Cet article va en décoiffer plus d’un mais après tout, n’êtes vous pas aussi la pour ça ? Il s’agit d’évoquer aujourd’hui Shabazz Palaces, groupe de hip-hop originaire de Seattle, le premier produit par l’excellent label Subpop. Après l’avoir évoqué sur le Facebook de Still in Rock, je décide finalement de leur consacrer cet album review, un choix que j’assume pleinement. Certains (et ils sont nombreux) parlent d’ores et déjà d’hip-hop du futur, comprenez que Still in Rock ne pouvait passer à côté. Que ce soit le New-York Times, Guardian, LA Times, et bien d’autres encore, personne ne semble louper la marche. Elle est haute, mais essentielle.

Pour vous faire comprendre l’engouement que je porte à se groupe, je dois vous révéler quelque peu de l’envers du décor. Tous les jours, j’écoute une multitude de nouveaux groupes. Souvent, aucun ne retient mon attention, rarement, un sort du lot. Tous les lendemains, je recommence, le rythme est effréné, bien trop rapide à mon gout, mais il en est ainsi. Lorsque je trouve enfin un titre/groupe qui m’enchante, je me permets – la folie – de l’écouter des dizaines de fois, au détriment peut être de quelques autres formations.
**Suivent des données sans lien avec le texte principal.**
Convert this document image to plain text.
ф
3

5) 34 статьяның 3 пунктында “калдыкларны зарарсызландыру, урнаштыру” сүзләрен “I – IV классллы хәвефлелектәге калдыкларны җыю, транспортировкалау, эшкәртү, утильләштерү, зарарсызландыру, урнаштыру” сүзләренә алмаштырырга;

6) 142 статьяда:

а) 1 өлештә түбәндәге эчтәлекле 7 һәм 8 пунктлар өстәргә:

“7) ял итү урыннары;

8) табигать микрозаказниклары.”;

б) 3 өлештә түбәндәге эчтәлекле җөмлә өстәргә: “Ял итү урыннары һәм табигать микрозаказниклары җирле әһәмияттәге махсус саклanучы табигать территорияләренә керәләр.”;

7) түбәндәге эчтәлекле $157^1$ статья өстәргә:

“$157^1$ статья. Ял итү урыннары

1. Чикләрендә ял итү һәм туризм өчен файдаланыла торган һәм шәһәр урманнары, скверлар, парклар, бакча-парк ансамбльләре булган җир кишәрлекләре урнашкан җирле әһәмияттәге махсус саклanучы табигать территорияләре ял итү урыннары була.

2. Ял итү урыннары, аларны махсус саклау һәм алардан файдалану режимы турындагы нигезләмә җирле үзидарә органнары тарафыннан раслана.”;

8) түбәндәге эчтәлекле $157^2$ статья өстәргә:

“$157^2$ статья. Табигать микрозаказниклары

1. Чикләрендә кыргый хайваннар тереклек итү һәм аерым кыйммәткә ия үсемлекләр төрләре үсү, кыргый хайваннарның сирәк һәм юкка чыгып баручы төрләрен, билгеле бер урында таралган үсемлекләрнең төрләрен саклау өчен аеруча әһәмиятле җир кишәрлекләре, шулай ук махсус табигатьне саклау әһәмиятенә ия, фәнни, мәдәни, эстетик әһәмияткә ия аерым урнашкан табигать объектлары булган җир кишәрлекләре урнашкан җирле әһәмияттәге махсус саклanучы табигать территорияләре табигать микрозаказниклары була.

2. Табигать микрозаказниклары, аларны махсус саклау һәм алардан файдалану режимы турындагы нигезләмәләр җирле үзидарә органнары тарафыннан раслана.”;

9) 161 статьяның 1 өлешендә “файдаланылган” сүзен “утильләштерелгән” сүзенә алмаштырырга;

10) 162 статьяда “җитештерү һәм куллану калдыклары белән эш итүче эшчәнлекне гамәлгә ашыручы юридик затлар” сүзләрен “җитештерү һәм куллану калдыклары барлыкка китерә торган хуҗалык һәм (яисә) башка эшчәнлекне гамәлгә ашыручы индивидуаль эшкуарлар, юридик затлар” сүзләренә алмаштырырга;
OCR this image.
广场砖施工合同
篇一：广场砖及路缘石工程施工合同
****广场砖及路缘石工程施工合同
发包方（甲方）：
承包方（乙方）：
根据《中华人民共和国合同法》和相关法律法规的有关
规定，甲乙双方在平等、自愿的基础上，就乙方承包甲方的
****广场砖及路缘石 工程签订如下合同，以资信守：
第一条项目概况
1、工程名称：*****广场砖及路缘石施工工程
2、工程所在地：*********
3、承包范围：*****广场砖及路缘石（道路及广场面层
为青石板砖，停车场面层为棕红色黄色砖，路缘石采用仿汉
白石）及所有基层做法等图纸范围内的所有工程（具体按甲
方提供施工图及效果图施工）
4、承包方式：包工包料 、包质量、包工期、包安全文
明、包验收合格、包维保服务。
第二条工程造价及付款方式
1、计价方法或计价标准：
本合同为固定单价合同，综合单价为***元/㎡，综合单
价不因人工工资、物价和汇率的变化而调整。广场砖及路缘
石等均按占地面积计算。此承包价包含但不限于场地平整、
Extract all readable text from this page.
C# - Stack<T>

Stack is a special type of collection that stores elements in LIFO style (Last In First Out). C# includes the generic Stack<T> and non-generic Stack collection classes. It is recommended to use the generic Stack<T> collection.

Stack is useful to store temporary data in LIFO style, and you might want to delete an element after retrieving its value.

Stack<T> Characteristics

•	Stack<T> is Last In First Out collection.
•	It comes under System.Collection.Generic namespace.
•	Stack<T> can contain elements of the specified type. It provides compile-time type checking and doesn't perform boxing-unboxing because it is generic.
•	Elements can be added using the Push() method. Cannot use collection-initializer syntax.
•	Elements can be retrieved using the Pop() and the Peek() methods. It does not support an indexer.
Concernant Shabazz Palaces, cela fait déjà 2 semaines que je reviens constamment vers eux, le son trouvé par la formation est inattendu et permet un travail fantastique de l’oreille, je ne m’en lasse toujours pas. Vous savez tous. Ou presque.
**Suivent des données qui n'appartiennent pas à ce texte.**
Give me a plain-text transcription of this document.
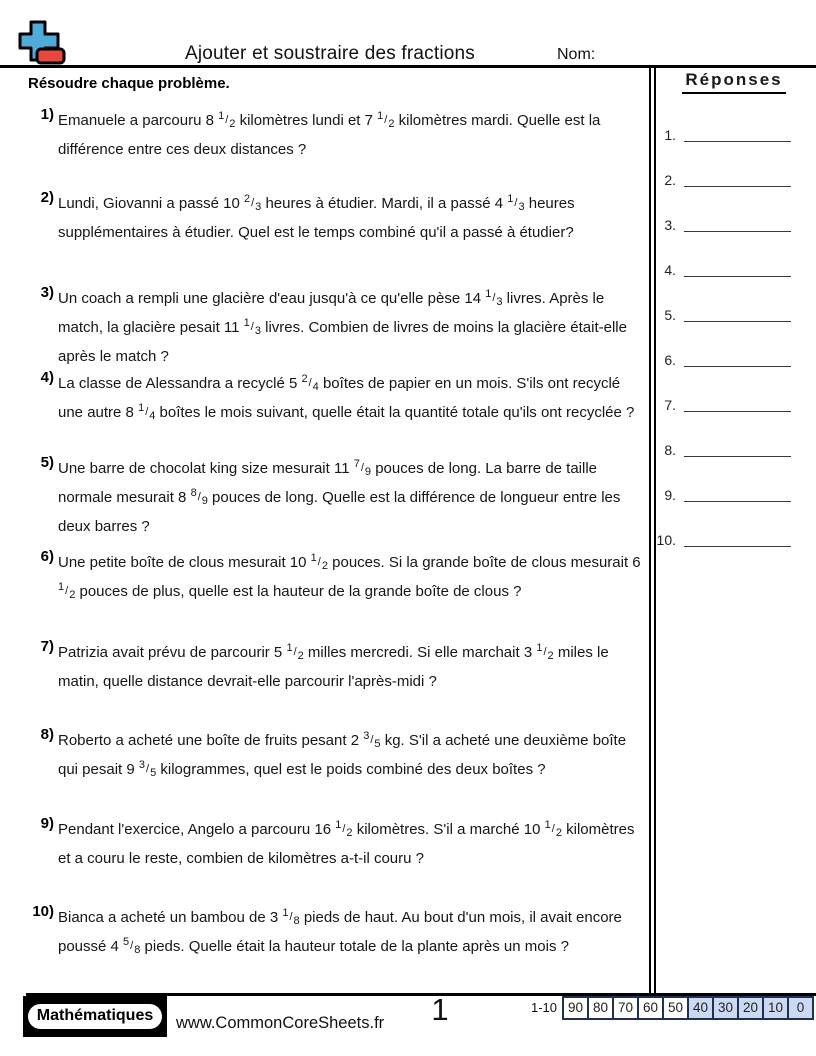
Ajouter et soustraire des fractions	Nom:
Résoudre chaque problème.	Réponses
1.
2.
3.
4.
5.
6.
7.
8.
9.
10.
1) Emanuele a parcouru 8 $^1$/2 kilomètres lundi et 7 $^1$/2 kilomètres mardi. Quelle est la différence entre ces deux distances ?
2) Lundi, Giovanni a passé 10 $^2$/3 heures à étudier. Mardi, il a passé 4 $^1$/3 heures supplémentaires à étudier. Quel est le temps combiné qu'il a passé à étudier?
3) Un coach a rempli une glacière d'eau jusqu'à ce qu'elle pèse 14 $^1$/3 livres. Après le match, la glacière pesait 11 $^1$/3 livres. Combien de livres de moins la glacière était-elle après le match ?
4) La classe de Alessandra a recyclé 5 $^2$/4 boîtes de papier en un mois. S'ils ont recyclé une autre 8 $^1$/4 boîtes le mois suivant, quelle était la quantité totale qu'ils ont recyclée ?
5) Une barre de chocolat king size mesurait 11 $^7$/9 pouces de long. La barre de taille normale mesurait 8 $^8$/9 pouces de long. Quelle est la différence de longueur entre les deux barres ?
6) Une petite boîte de clous mesurait 10 $^1$/2 pouces. Si la grande boîte de clous mesurait 6 $^1$/2 pouces de plus, quelle est la hauteur de la grande boîte de clous ?
7) Patrizia avait prévu de parcourir 5 $^1$/2 milles mercredi. Si elle marchait 3 $^1$/2 miles le matin, quelle distance devrait-elle parcourir l'après-midi ?
8) Roberto a acheté une boîte de fruits pesant 2 $^3$/5 kg. S'il a acheté une deuxième boîte qui pesait 9 $^3$/5 kilogrammes, quel est le poids combiné des deux boîtes ?
9) Pendant l'exercice, Angelo a parcouru 16 $^1$/2 kilomètres. S'il a marché 10 $^1$/2 kilomètres et a couru le reste, combien de kilomètres a-t-il couru ?
10) Bianca a acheté un bambou de 3 $^1$/8 pieds de haut. Au bout d'un mois, il avait encore poussé 4 $^5$/8 pieds. Quelle était la hauteur totale de la plante après un mois ?
Mathématiques	www.CommonCoreSheets.fr	1	1-10 90 80 70 60 50 40 30 20 10	0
Leur troisième opus (les deux premiers étant uniquement paru sur le site internet du groupe), “Black Up“, sorti tout récemment, est une réussite évidente, du style de celle qui met tout le monde d’accord. Pour le monde du hip-hop, à l’image du dernier Kanye West, cet opus fait avancer le genre, il ne se contente jamais d’utiliser les codes en place, mais va bien plus loin, au-delà de ce qui fut fait en son époque. Chapeau bas. Pour le monde indie, Shabazz Palaces est aussi un exemple qui je suis sur en influencera bon nombre. Non seulement la formation a pris le risque de produire un album hybride fort difficile à cerner, plus encore, elle se passe bien des majors et leurs réseaux de distribution ce qui, vu le style musical produit, et encore plus louable (remarquez en effet combien de groupes dits “indie” produisent en réalité un son attendu et facilement accessible).
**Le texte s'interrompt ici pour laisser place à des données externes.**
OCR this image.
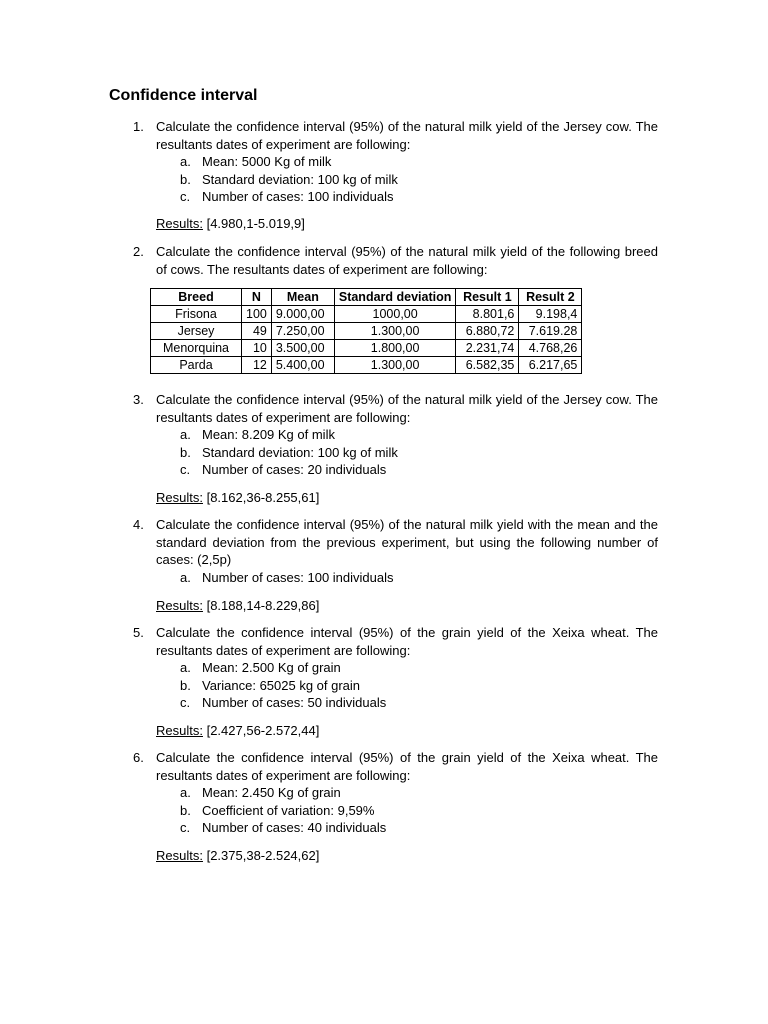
Confidence interval
1. Calculate the confidence interval (95%) of the natural milk yield of the Jersey cow. The resultants dates of experiment are following:
a. Mean: 5000 Kg of milk
b. Standard deviation: 100 kg of milk
c. Number of cases: 100 individuals
Results: [4.980,1-5.019,9]
2. Calculate the confidence interval (95%) of the natural milk yield of the following breed of cows. The resultants dates of experiment are following:
Breed	N	Mean	Standard deviation	Result 1	Result 2
Frisona	100	9.000,00	1000,00	8.801,6	9.198,4
Jersey	49	7.250,00	1.300,00	6.880,72	7.619.28
Menorquina	10	3.500,00	1.800,00	2.231,74	4.768,26
Parda	12	5.400,00	1.300,00	6.582,35	6.217,65
3. Calculate the confidence interval (95%) of the natural milk yield of the Jersey cow. The resultants dates of experiment are following:
a. Mean: 8.209 Kg of milk
b. Standard deviation: 100 kg of milk
c. Number of cases: 20 individuals
Results: [8.162,36-8.255,61]
4. Calculate the confidence interval (95%) of the natural milk yield with the mean and the standard deviation from the previous experiment, but using the following number of cases: (2,5p)
a. Number of cases: 100 individuals
Results: [8.188,14-8.229,86]
5. Calculate the confidence interval (95%) of the grain yield of the Xeixa wheat. The resultants dates of experiment are following:
a. Mean: 2.500 Kg of grain
b. Variance: 65025 kg of grain
c. Number of cases: 50 individuals
Results: [2.427,56-2.572,44]
6. Calculate the confidence interval (95%) of the grain yield of the Xeixa wheat. The resultants dates of experiment are following:
a. Mean: 2.450 Kg of grain
b. Coefficient of variation: 9,59%
c. Number of cases: 40 individuals
Results: [2.375,38-2.524,62]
Pour être plus technique à présent, Shabazz Palaces s’impose comme le groupe psychédélique du monde du hip-hop. Les morceaux ne cessent de muter et évoluer sur différents tableaux, une sensation de brouillard envahit rapidement notre esprit qui se laisse prendre au jeu, rythmiques hypnotiques et sonorités exotiques étant maitres mots. Shabazz Palaces n’hésite pas à prendre au jazz ce qui l’intéresse, il n’hésite pas non plus à réaliser des mash-up sur ces propres morceaux. Les sonorités semblent venues d’un temps futur où la science-fiction telle que nous la concevons actuellement serait réalité. La production est fort bien travaillée, le travail studio fut probablement énorme. En puis devinez quoi, il n’y a que 10 titres (les plus fidèles d’entrevous comprendrons). Place à la critique détaillée :

  • free press and curl : Titre introductif noir et torturé. Pour me souvenir de ma première écoute, celle-ci m’avez déconcertée. Il en va bien différemment à présent, la richesse de “free press and curl” est trop flagrante pour oser se contenter de quelques écoutes non averties. La 3ème minute illustre la facilité de Shabazz Palaces à varier ses univers, une sorte de discontinuité qui au final formera l’identité de Black Up.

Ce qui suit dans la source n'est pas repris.